Lest you think this is a one-off incident that’s limited only to r/the_donald, these are the top posts in SubredditSimulator, a bot that “simulates” Reddit posts and conversation based on actual user posts:
The top one is referring to “cuck,” a popular insult on r/the_donald; the second is just an embedded tweet from Breitbart reporter Milo Yiannopoulos, a GamerGate hero who has also become a favorite of r/the_donald.

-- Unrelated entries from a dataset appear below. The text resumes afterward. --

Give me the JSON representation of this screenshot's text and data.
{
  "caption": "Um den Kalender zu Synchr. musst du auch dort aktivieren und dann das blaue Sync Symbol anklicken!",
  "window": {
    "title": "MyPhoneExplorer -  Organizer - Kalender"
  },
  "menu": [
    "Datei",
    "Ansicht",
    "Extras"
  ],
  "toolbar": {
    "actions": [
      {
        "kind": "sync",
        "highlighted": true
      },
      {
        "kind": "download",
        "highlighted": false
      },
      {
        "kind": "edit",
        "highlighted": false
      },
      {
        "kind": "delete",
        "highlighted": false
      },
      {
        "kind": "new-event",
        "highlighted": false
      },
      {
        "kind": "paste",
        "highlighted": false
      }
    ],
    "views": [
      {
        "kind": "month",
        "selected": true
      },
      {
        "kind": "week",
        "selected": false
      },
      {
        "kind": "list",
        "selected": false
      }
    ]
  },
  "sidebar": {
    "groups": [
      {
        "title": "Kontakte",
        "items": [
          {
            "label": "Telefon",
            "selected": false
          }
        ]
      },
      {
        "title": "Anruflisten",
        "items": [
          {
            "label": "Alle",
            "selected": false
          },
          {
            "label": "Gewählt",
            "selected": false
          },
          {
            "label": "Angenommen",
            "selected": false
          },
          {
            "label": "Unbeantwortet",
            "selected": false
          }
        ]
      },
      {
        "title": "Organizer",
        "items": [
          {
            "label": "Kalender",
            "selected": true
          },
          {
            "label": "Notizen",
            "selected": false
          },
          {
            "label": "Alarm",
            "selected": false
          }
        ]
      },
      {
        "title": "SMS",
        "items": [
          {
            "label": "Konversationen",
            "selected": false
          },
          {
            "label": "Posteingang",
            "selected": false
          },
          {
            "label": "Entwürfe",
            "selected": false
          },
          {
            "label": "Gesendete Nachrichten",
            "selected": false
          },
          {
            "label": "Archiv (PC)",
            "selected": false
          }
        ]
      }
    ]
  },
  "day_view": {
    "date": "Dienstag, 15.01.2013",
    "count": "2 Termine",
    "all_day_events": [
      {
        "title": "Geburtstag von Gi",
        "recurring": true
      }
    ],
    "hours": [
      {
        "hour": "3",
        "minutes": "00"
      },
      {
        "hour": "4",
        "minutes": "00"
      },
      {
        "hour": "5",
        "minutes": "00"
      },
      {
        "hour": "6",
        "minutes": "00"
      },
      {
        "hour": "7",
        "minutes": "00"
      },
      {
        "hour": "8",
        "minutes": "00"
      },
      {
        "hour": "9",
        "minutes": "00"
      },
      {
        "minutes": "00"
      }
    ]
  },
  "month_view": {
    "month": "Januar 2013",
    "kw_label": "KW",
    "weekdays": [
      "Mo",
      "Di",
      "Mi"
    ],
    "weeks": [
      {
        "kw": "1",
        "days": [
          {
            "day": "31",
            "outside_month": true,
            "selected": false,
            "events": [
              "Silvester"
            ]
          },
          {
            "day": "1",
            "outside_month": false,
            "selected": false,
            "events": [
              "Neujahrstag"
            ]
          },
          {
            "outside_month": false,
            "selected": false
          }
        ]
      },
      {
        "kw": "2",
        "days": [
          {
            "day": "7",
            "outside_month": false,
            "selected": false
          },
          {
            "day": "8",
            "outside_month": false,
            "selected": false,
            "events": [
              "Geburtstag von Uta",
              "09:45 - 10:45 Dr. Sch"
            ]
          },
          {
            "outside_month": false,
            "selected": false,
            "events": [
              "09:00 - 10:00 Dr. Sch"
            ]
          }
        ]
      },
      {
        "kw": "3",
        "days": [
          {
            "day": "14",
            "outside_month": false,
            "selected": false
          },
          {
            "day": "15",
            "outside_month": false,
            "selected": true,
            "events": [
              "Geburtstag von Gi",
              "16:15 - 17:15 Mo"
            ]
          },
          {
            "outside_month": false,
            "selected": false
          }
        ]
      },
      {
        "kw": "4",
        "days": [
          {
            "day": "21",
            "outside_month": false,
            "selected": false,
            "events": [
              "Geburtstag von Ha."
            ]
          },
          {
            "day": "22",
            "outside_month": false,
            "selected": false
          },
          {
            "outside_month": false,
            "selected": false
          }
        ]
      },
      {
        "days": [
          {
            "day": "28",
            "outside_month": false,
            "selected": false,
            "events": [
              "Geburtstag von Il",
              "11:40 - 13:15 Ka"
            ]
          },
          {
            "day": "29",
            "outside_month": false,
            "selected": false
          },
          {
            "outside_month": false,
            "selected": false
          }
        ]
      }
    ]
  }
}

If you’ll remember, there was a similar racism-and-swastika-themed Reddit takeover almost exactly a year ago to protest then-CEO Ellen Pao’s decision to ban subreddits such as “fatpeoplehate,” “transfags,” and “shitniggerssay.” After a few days of outright revolt, Pao was forced to resign from Reddit. So far, Huffman seems to have slightly more support from most Redditors than Pao did, but the site is still kind of a mess at the moment.